Education and Conferences

Emergency Medicine Residency - Education and Conferences

Close daily contact with faculty, staff and patients is the keystone of training whether in the emergency department (ED) or working with another service. Teaching and experience continues through weekly Thursday conferences from 12 PM to 5 PM. These will include small group discussions, large group lectures and presentations, simulation cases, and off-site activities (e.g. wilderness medicine and EMS). Residents will participate in multidisciplinary conferences with anesthesia, family medicine, surgery, internal medicine, obstetrics/gynecology, orthopedics and pediatrics. Journal club, point-of-care ultrasound (POCUS), quality assurance, and grand rounds will be held monthly during the Thursday afternoon didactic block.

Foundations and Fundamentals Teaching Sessions

Foundations and Fundamentals are incorporated throughout the didactic schedule. Foundations I will be used primarily for the intern year curriculum while Foundations II and III for the 2nd and 3rd years. Residents will find the Fundamentals “Approach to Complaints” sessions helpful in training.

Simulation Center at University of Vermont (UVM)

A collaborative effort of the UVM Larner College of Medicine (LCOM), the UVM College of Nursing and Health Sciences, and The University of Vermont Medical Center, the Clinical Simulation Laboratory is a centralized hub that brings together many different groups and constituencies, with the ultimate goal of improving quality and safety of care.
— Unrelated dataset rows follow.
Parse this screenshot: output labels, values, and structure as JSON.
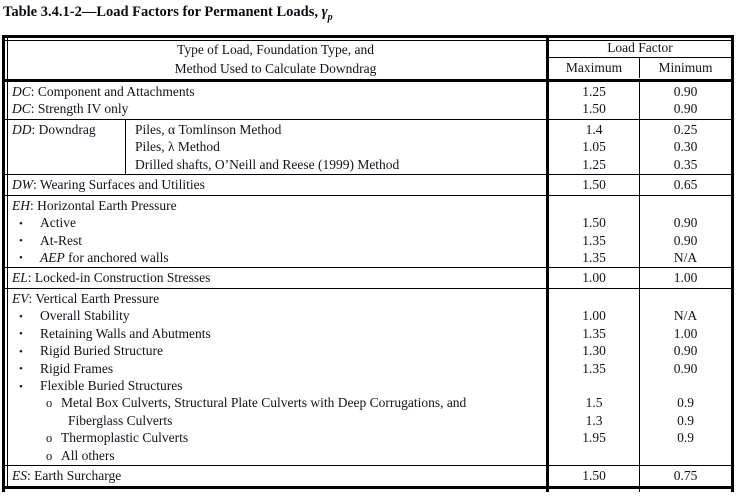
{
  "title": {
    "prefix": "Table 3.4.1-2—Load Factors for Permanent Loads, ",
    "gamma": "γ",
    "gamma_sub": "p"
  },
  "table": {
    "header": {
      "desc_line1": "Type of Load, Foundation Type, and",
      "desc_line2": "Method Used to Calculate Downdrag",
      "load_factor": "Load Factor",
      "maximum": "Maximum",
      "minimum": "Minimum"
    },
    "bands": [
      {
        "name": "DC",
        "lines": [
          {
            "sym": "DC",
            "rest": ": Component and Attachments"
          },
          {
            "sym": "DC",
            "rest": ": Strength IV only"
          }
        ],
        "max": [
          "1.25",
          "1.50"
        ],
        "min": [
          "0.90",
          "0.90"
        ]
      },
      {
        "name": "DD",
        "left": {
          "sym": "DD",
          "rest": ": Downdrag"
        },
        "methods": [
          "Piles, α Tomlinson Method",
          "Piles, λ Method",
          "Drilled shafts, O’Neill and Reese (1999) Method"
        ],
        "max": [
          "1.4",
          "1.05",
          "1.25"
        ],
        "min": [
          "0.25",
          "0.30",
          "0.35"
        ]
      },
      {
        "name": "DW",
        "lines": [
          {
            "sym": "DW",
            "rest": ": Wearing Surfaces and Utilities"
          }
        ],
        "max": [
          "1.50"
        ],
        "min": [
          "0.65"
        ]
      },
      {
        "name": "EH",
        "lines": [
          {
            "sym": "EH",
            "rest": ": Horizontal Earth Pressure"
          },
          {
            "b": "•",
            "rest": "Active"
          },
          {
            "b": "•",
            "rest": "At-Rest"
          },
          {
            "b": "•",
            "sym": "AEP",
            "rest": " for anchored walls"
          }
        ],
        "max": [
          "",
          "1.50",
          "1.35",
          "1.35"
        ],
        "min": [
          "",
          "0.90",
          "0.90",
          "N/A"
        ]
      },
      {
        "name": "EL",
        "lines": [
          {
            "sym": "EL",
            "rest": ": Locked-in Construction Stresses"
          }
        ],
        "max": [
          "1.00"
        ],
        "min": [
          "1.00"
        ]
      },
      {
        "name": "EV",
        "lines": [
          {
            "sym": "EV",
            "rest": ": Vertical Earth Pressure"
          },
          {
            "b": "•",
            "rest": "Overall Stability"
          },
          {
            "b": "•",
            "rest": "Retaining Walls and Abutments"
          },
          {
            "b": "•",
            "rest": "Rigid Buried Structure"
          },
          {
            "b": "•",
            "rest": "Rigid Frames"
          },
          {
            "b": "•",
            "rest": "Flexible Buried Structures"
          },
          {
            "b2": "o",
            "rest": "Metal Box Culverts, Structural Plate Culverts with Deep Corrugations, and"
          },
          {
            "cont": true,
            "rest": "Fiberglass Culverts"
          },
          {
            "b2": "o",
            "rest": "Thermoplastic Culverts"
          },
          {
            "b2": "o",
            "rest": "All others"
          }
        ],
        "max": [
          "",
          "1.00",
          "1.35",
          "1.30",
          "1.35",
          "",
          "1.5",
          "1.3",
          "1.95",
          ""
        ],
        "min": [
          "",
          "N/A",
          "1.00",
          "0.90",
          "0.90",
          "",
          "0.9",
          "0.9",
          "0.9",
          ""
        ]
      },
      {
        "name": "ES",
        "lines": [
          {
            "sym": "ES",
            "rest": ": Earth Surcharge"
          }
        ],
        "max": [
          "1.50"
        ],
        "min": [
          "0.75"
        ]
      }
    ]
  }
}
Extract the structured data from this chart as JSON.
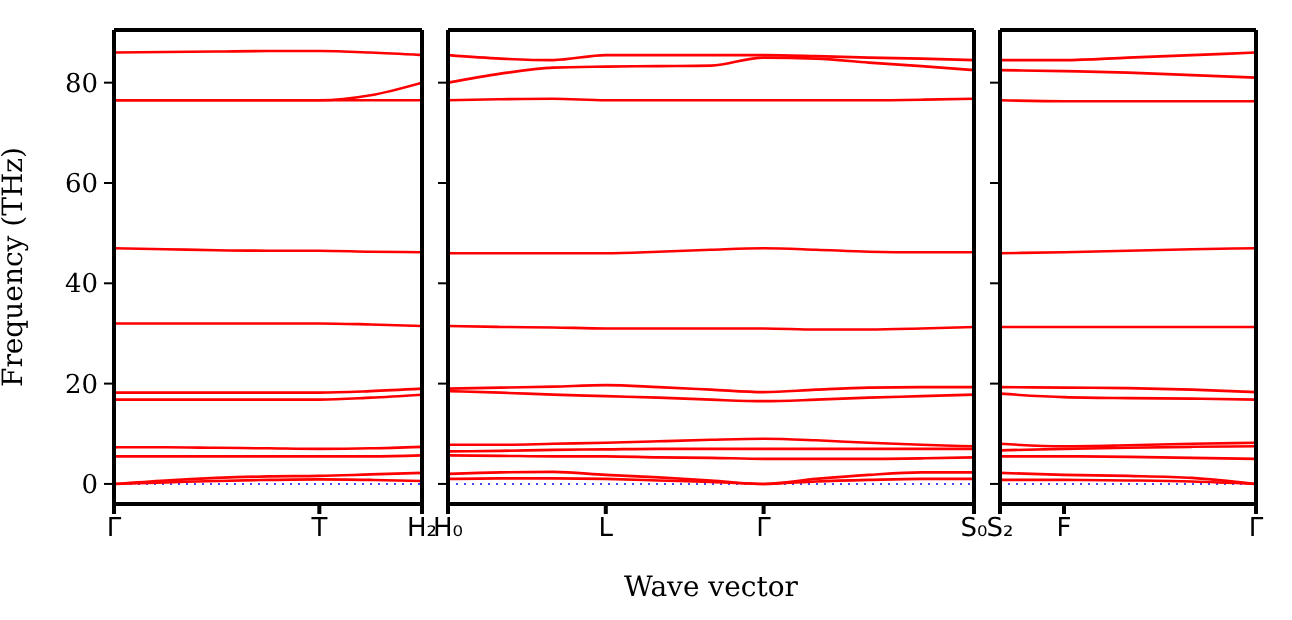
{
  "chart_data": [
    {
      "type": "line",
      "ylabel": "Frequency (THz)",
      "categories": [
        "Γ",
        null,
        null,
        null,
        "T",
        null,
        "H₂"
      ],
      "ylim": [
        -4,
        90.5
      ],
      "yticks": [
        0,
        20,
        40,
        60,
        80
      ],
      "grid": false,
      "legend": false,
      "marker": "none",
      "line_style": "solid",
      "ref_lines": [
        {
          "axis": "y",
          "value": 0,
          "color": "#4444ff",
          "line_style": "dotted"
        }
      ],
      "series": [
        {
          "color": "#ff0000",
          "values": [
            86,
            86.1,
            86.2,
            86.3,
            86.3,
            86,
            85.5
          ]
        },
        {
          "color": "#ff0000",
          "values": [
            76.5,
            76.5,
            76.5,
            76.5,
            76.5,
            77.5,
            80
          ]
        },
        {
          "color": "#ff0000",
          "values": [
            76.5,
            76.5,
            76.5,
            76.5,
            76.5,
            76.5,
            76.5
          ]
        },
        {
          "color": "#ff0000",
          "values": [
            47,
            46.8,
            46.6,
            46.5,
            46.5,
            46.3,
            46.2
          ]
        },
        {
          "color": "#ff0000",
          "values": [
            32,
            32,
            32,
            32,
            32,
            31.8,
            31.5
          ]
        },
        {
          "color": "#ff0000",
          "values": [
            18.2,
            18.2,
            18.2,
            18.2,
            18.2,
            18.5,
            19
          ]
        },
        {
          "color": "#ff0000",
          "values": [
            16.8,
            16.8,
            16.8,
            16.8,
            16.8,
            17.2,
            17.8
          ]
        },
        {
          "color": "#ff0000",
          "values": [
            7.3,
            7.3,
            7.2,
            7.1,
            7,
            7.1,
            7.4
          ]
        },
        {
          "color": "#ff0000",
          "values": [
            5.5,
            5.5,
            5.5,
            5.5,
            5.5,
            5.5,
            5.7
          ]
        },
        {
          "color": "#ff0000",
          "values": [
            0,
            0.7,
            1.2,
            1.5,
            1.6,
            1.9,
            2.2
          ]
        },
        {
          "color": "#ff0000",
          "values": [
            0,
            0.3,
            0.6,
            0.8,
            0.9,
            0.8,
            0.6
          ]
        }
      ]
    },
    {
      "type": "line",
      "xlabel": "Wave vector",
      "tick_labels": "x",
      "categories": [
        "H₀",
        null,
        null,
        "L",
        null,
        null,
        "Γ",
        null,
        null,
        null,
        "S₀"
      ],
      "ylim": [
        -4,
        90.5
      ],
      "yticks": [
        0,
        20,
        40,
        60,
        80
      ],
      "grid": false,
      "legend": false,
      "marker": "none",
      "line_style": "solid",
      "ref_lines": [
        {
          "axis": "y",
          "value": 0,
          "color": "#4444ff",
          "line_style": "dotted"
        }
      ],
      "series": [
        {
          "color": "#ff0000",
          "values": [
            85.5,
            84.8,
            84.5,
            85.5,
            85.5,
            85.5,
            85.5,
            85.3,
            85,
            84.8,
            84.5
          ]
        },
        {
          "color": "#ff0000",
          "values": [
            80,
            81.8,
            83,
            83.2,
            83.3,
            83.4,
            85,
            84.8,
            84,
            83.3,
            82.5
          ]
        },
        {
          "color": "#ff0000",
          "values": [
            76.5,
            76.7,
            76.8,
            76.5,
            76.5,
            76.5,
            76.5,
            76.5,
            76.5,
            76.6,
            76.8
          ]
        },
        {
          "color": "#ff0000",
          "values": [
            46,
            46,
            46,
            46,
            46.3,
            46.7,
            47,
            46.7,
            46.3,
            46.2,
            46.2
          ]
        },
        {
          "color": "#ff0000",
          "values": [
            31.5,
            31.3,
            31.2,
            31,
            31,
            31,
            31,
            30.8,
            30.8,
            31,
            31.3
          ]
        },
        {
          "color": "#ff0000",
          "values": [
            19,
            19.2,
            19.4,
            19.7,
            19.3,
            18.8,
            18.3,
            18.8,
            19.2,
            19.3,
            19.3
          ]
        },
        {
          "color": "#ff0000",
          "values": [
            18.5,
            18.2,
            17.8,
            17.5,
            17.2,
            16.8,
            16.5,
            16.8,
            17.2,
            17.5,
            17.8
          ]
        },
        {
          "color": "#ff0000",
          "values": [
            7.8,
            7.8,
            8,
            8.2,
            8.5,
            8.8,
            9,
            8.7,
            8.2,
            7.8,
            7.5
          ]
        },
        {
          "color": "#ff0000",
          "values": [
            6.5,
            6.6,
            6.8,
            6.9,
            7,
            7,
            7,
            7,
            7,
            7,
            7
          ]
        },
        {
          "color": "#ff0000",
          "values": [
            5.7,
            5.6,
            5.5,
            5.5,
            5.3,
            5.2,
            5,
            5,
            5,
            5.1,
            5.3
          ]
        },
        {
          "color": "#ff0000",
          "values": [
            2,
            2.3,
            2.4,
            1.8,
            1.3,
            0.7,
            0,
            1,
            1.8,
            2.3,
            2.3
          ]
        },
        {
          "color": "#ff0000",
          "values": [
            1,
            1.1,
            1.1,
            1,
            0.7,
            0.4,
            0,
            0.5,
            0.8,
            1,
            1
          ]
        }
      ]
    },
    {
      "type": "line",
      "tick_labels": "x",
      "categories": [
        "S₂",
        "F",
        null,
        null,
        "Γ"
      ],
      "ylim": [
        -4,
        90.5
      ],
      "yticks": [
        0,
        20,
        40,
        60,
        80
      ],
      "grid": false,
      "legend": false,
      "marker": "none",
      "line_style": "solid",
      "ref_lines": [
        {
          "axis": "y",
          "value": 0,
          "color": "#4444ff",
          "line_style": "dotted"
        }
      ],
      "series": [
        {
          "color": "#ff0000",
          "values": [
            84.5,
            84.5,
            85,
            85.5,
            86
          ]
        },
        {
          "color": "#ff0000",
          "values": [
            82.5,
            82.3,
            82,
            81.5,
            81
          ]
        },
        {
          "color": "#ff0000",
          "values": [
            76.5,
            76.3,
            76.3,
            76.3,
            76.3
          ]
        },
        {
          "color": "#ff0000",
          "values": [
            46,
            46.2,
            46.5,
            46.8,
            47
          ]
        },
        {
          "color": "#ff0000",
          "values": [
            31.3,
            31.3,
            31.3,
            31.3,
            31.3
          ]
        },
        {
          "color": "#ff0000",
          "values": [
            19.3,
            19.2,
            19.1,
            18.8,
            18.3
          ]
        },
        {
          "color": "#ff0000",
          "values": [
            18,
            17.3,
            17.1,
            17,
            16.8
          ]
        },
        {
          "color": "#ff0000",
          "values": [
            8,
            7.5,
            7.7,
            8,
            8.2
          ]
        },
        {
          "color": "#ff0000",
          "values": [
            6.7,
            7,
            7.2,
            7.4,
            7.5
          ]
        },
        {
          "color": "#ff0000",
          "values": [
            5.5,
            5.5,
            5.4,
            5.2,
            5
          ]
        },
        {
          "color": "#ff0000",
          "values": [
            2.2,
            1.8,
            1.6,
            1.2,
            0
          ]
        },
        {
          "color": "#ff0000",
          "values": [
            0.8,
            0.8,
            0.7,
            0.5,
            0
          ]
        }
      ]
    }
  ]
}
The "Sim Lab" opened in the Rowell Building in March 2011, at a cost of just over $4 million, supported by a generous gift from the late Thomas Sullivan, M.D., a UVM alumnus from Etna, N.H., along with a $1.75 million federal grant secured by U.S. Senator Patrick Leahy. The Simulation Center resources include:

  • Adult and child mannequin simulators - A wide range of full-body mannequin simulators demonstrate lifelike physical responses including respiratory distress, change in vital signs, and appropriate reaction to treatment and administered agents.
  • Task trainers - Body-part simulator models used for task specific skill development.
  • Standardized patients - High trained individuals who accurately portray a specific role or condition.
  • Hybrid Simulations - Combine a Standardized Patient with a partial task trainer or full patient mannequin for unique simulated encounters.
  • Simulation Software - The Clinical Simulation Laboratory utilizes Education Management Systems (EMS) Arcadia system, an integrated software and digital audio-video recording system that creates an optimal solution for teaching, training and evaluation for clinical simulation.

Staffing and Learner Usage

  • The Clinical Simulation Laboratory (CSL) hours of operation are 7:30 AM to 4:30 PM, Monday through Friday. The CSL closes for holidays and Winter break. The CSL regularly accommodates weekends, early morning and evening hours on an as needed basis.
  • The Clinical Simulation Laboratory employs 9 fulltime employees including, 2 Standardized Patient Educators, 3 Simulation Specialists, 1 Senior Simulation Specialist, 2 Administrative Assistants and the Director of Simulation Education and Operations. The CSL has a Simulation Surgical Fellow and a Clinical Director. Lastly, the CSL utilizes a pool of about 76 Standardized Patients and two part-time Simulation Specialists.
  • In Fiscal Year 2017 the Clinical Simulation Laboratory had a total of 88,274 learner hours accommodating approximately 1200 separate events. 
  • The Clinical Simulation Laboratory is comprised of 24 separate rooms including a multi-purpose room that converts to an Emergency Department room or an Operating room, 6 in-patient rooms, 12 out-patient rooms, a Virtual Reality room, a Task Trainer room, a large and small debrief and a classroom. In Situ simulation is supported by the CSL as well and regularly utilized by the Emergency, Surgery and Pediatric departments at the Medical Center.